Немирович, наклонившись к Станиславскому, начал что-то шептать ему на ухо. Тот, слегка поморщившись, приложил палец к губам.
«Бери половину моих капиталов…» — с усмешкой подумал Савва. — Легко на словах отдавать то, чего у тебя нет… или — шальные деньги. А коль неустанным трудом не одного поколения нажито?… Не-ет, деньги к себе уважения требуют и только на дело хотят быть траченными…»
Горький со странным, отсутствующим взглядом вдруг заметался по комнате, потом медленно опустился на ящик в углу.
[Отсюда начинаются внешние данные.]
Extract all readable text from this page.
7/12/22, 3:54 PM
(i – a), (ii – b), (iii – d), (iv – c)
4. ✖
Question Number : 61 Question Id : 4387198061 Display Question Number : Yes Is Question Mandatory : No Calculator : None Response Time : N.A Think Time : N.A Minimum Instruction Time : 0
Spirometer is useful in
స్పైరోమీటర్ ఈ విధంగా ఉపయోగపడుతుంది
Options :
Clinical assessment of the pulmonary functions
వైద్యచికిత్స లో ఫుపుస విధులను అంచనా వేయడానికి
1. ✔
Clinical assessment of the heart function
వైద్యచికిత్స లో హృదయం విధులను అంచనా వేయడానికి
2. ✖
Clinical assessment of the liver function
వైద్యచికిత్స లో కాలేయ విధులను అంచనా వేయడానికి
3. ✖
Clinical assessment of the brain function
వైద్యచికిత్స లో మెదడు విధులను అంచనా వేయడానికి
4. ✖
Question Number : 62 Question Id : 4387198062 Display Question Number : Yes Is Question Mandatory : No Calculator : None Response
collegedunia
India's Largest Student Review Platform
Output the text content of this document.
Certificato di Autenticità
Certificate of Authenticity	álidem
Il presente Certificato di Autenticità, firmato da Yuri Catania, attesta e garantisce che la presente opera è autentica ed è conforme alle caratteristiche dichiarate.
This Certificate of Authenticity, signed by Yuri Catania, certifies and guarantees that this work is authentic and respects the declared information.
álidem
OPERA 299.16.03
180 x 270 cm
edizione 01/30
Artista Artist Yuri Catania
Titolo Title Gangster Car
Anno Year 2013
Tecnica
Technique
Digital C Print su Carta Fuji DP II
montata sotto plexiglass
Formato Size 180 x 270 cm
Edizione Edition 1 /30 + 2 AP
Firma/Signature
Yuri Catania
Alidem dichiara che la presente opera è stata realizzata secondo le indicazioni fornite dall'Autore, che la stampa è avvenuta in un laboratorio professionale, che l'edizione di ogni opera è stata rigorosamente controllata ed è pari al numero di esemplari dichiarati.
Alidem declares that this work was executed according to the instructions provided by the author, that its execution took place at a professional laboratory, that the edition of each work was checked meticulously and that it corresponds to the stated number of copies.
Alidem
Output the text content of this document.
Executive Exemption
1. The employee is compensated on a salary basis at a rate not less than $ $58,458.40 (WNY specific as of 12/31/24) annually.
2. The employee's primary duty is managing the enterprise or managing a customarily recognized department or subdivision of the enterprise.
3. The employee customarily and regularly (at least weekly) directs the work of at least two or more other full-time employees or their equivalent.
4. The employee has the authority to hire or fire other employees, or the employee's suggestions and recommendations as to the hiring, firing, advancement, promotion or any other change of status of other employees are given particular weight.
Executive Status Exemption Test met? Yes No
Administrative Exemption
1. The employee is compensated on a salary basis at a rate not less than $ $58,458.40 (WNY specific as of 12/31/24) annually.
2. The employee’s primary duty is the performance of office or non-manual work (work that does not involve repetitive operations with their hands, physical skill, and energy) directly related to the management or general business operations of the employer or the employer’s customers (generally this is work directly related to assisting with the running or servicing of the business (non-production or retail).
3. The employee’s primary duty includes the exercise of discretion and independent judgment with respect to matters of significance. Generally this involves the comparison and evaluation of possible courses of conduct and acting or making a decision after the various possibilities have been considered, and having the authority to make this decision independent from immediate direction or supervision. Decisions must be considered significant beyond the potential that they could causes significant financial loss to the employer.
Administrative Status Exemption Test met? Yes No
«Люди добрые… — читал он, прижав ладонь к щеке и морщась, будто от внезапной нестерпимой зубной боли, — …Полиция — слушай… они убили… Берите их …судите … Возьмите и меня … в тюрьму меня…»
Слезы полились по его лицу.
— Наташа… Роль… Хороша вышла… Жалко ее… Сейчас… — смахнул слезы ладонью и, шмыгнув носом, как ребенок, продолжил чтение. [21]
21
Горький, по воспоминаниям современников, был очень чувствительным и ранимым человеком, и обладал неустойчивой нервной системой, что особенно проявлялось во время публичного чтения или обсуждения его произведений. Крайне болезненно воспринимал любую, самую незначительную, критику.
Мария Федоровна достала кружевной платок и украдкой вытерла глаза.
«Талантлив, ничего не скажешь, — думал Савва. — Для театра просто находка. А так, как человек… — покосился он на Марию Федоровну, не сводящую глаз с писателя, — Бог его знает. С надрывом каким-то. Высокий, здоровый, а читает — краснеет, бледнеет, как девица, да и слезу пускает».
Горький закончил чтение и положил рукопись на стол:
— Что? Ей-богу, хорошо написал… — вопрошающе обвел глазами присутствующих. — Черт знает, а? Правда хорошо?
Все поднялись с мест, начали взволнованно и восторженно говорить. Шаляпин же крепко обнял писателя:
— Ты молодец, старик. Такого еще не было, — пробасил он.
Савва, закурив папиросу, повернулся к Андреевой, оставшейся сидеть на месте.
— Ну, чего скажете, Мария Федоровна?
Та подняла покрасневшие глаза и тихо сказала:
— Я хочу Наташу играть. Это моя роль. Поможете?
Савва удивленно посмотрел на актрису.
— Не кажется мне, что это — ваша роль. Вы — и женщина со «дна»!? Глупости! Чистой воды — глупости!
— Я же сказала, Савва Тимофеевич, это — моя роль! — настойчиво повторила Мария Федоровна, слегка повысив голос.
— После об этом поговорим Не согласен я, хотя роль хороша, — свернул разговор Савва, заметив приближающихся Станиславского и Немировича.
— Что, Савва Тимофеевич? Каково? — поинтересовался Владимир Иванович, одобрительно улыбаясь.
— Значительная вещица, надо ставить, — согласился Морозов. — Вот, Мария Федоровна изъявила желание Наташу играть.